January 5, 1762
Birth of Constanze Weber (1762-1842) in Zell, Austria. Weber was a soprano who married Wolfgang Amadeus Mozart in 1782 in Vienna. After her husband’s death she oversaw the publication of his music. In 1809 she married Georg Nissen, who wrote the first biography of Wolfgang Amadeus Mozart. Nissen died in 1826 and Konstanze lived as a widow in Salzburg until her death in 1842.
January 5, 1846
Birth of Rudolf Eucken (1846-1926) in Aurich, Germany. Eucken was a philosopher who was awarded the Nobel Prize for Literature in 1908. Among his works are Der Sozialismus und seine Lebensgestaltung (1920), Der Sinn und Wert des Lebens (1908) and Können wir noch Christen sein? (1911).
January 5, 1876
Birth of Konrad Adenauer (1876-1967) in Cologne, Germany. In 1917 he became Oberburgermeister of Cologne. An opponent of the Nazi regime, he was sent to a concentration camp in 1944. After the war he worked in the founding and development of the CDU political party. In 1949 he became the first chancellor of the new Federal Republic of Germany, a post which he held until 1963.

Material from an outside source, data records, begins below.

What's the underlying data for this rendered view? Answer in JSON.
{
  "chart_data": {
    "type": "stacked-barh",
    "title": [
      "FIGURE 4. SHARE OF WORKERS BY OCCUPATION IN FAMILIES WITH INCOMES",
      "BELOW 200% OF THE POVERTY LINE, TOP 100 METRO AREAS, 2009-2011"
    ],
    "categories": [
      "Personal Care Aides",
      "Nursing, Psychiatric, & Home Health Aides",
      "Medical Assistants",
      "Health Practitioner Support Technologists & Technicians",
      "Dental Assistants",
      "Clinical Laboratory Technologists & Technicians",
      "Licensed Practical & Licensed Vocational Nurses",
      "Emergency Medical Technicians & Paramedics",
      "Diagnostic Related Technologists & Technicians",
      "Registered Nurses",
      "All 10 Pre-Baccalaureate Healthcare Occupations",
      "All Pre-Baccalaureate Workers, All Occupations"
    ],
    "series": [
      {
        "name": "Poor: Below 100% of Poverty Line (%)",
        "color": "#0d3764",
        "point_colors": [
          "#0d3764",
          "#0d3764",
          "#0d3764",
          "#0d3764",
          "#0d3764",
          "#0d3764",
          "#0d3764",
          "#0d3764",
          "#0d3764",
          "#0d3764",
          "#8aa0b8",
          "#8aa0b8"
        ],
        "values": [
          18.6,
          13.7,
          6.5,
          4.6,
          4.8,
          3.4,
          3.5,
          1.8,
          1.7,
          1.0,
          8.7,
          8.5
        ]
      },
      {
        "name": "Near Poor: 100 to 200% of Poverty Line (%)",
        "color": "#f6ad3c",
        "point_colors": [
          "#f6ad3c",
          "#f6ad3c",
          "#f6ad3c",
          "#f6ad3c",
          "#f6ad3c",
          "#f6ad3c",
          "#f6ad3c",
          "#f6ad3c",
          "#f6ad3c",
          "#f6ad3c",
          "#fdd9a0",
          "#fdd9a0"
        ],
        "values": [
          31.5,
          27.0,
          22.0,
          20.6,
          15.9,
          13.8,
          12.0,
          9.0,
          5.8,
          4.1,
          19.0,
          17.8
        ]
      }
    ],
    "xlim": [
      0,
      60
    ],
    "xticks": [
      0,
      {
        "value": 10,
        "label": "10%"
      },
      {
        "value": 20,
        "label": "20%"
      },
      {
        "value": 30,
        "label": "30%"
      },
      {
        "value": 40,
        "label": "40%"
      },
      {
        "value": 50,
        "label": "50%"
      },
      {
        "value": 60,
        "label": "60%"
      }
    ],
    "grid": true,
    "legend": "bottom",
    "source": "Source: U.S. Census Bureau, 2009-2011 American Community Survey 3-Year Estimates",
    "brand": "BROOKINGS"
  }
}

Adenauer, who was Chancellor until age 87, was dubbed “Der Alte” (“the old man”). British historian Roy Jenkins says he was “the oldest statesman ever to function in elected office.” He belied his age by his intense work habits and his uncanny political instinct. He displayed a strong dedication to a broad vision of market-based liberal democracy and anti-communism. A shrewd politician, Adenauer was deeply committed to a Western-oriented foreign policy and restoring the position of West Germany on the world stage. He worked to restore the West German economy from the destruction of World War II to a central position in Europe, presiding over the German Economic Miracle. He reestablished the German military (Bundeswehr) in 1955. He came to terms with France, which made the economic unification of Western Europe possible.
January 5, 1919
The insurrection of the communist Spartakus group in Berlin began on January 5 and lasted for seven days before it was put down. A few days later the leaders of the group, Karl Liebknecht and Rosa Luxemburg, were assassinated.
January 5, 1902
70 years after its creation Georg Buchner’s Dantons Tod was performed for the first time by the “Neue freie Volksbuhne”.
January 5, 1921
Friedrich Durrenmatt is born in Konolfinger, Switzerland. Durrenmatt was one of the leading Swiss dramatists of the 20th century. Among his plays are Romulus der Große (1949), Die Ehe des Herrn Mississippi (1952), Der Besuch der alten Dame (1956) and Die Physiker (1952).
January 5, 1931
Birth of Alfred Brendel in Wiesenberg, Austria (now in the Czech Republic). Brendel made his piano debut in Gratz, Austria in 1948. Brendel became one of the leading pianists of the world. He is most admired for his interpretation of Beethoven, but is also noted for his performance of Schubert, Liszt and Mozart.
January 5, 1970
Death of Max Born (1882-1970) in Göttingen, Germany. Born won the Nobel Prize for Physics in 1954 for his statistical formulation of the behavior of subatomic particles. Born was a professor of physics at the University of Göttingen. One of his students there was Wernher Heisenberg. He developed the “Born approximation” describing the scattering of atomic particles. In 1933 he fled the Nazi regime and became a professor at the University of Cambridge.
January 5, 1996
German physicist Walter Oelert succeeds in creating antimatter atoms at the CERN Research Center.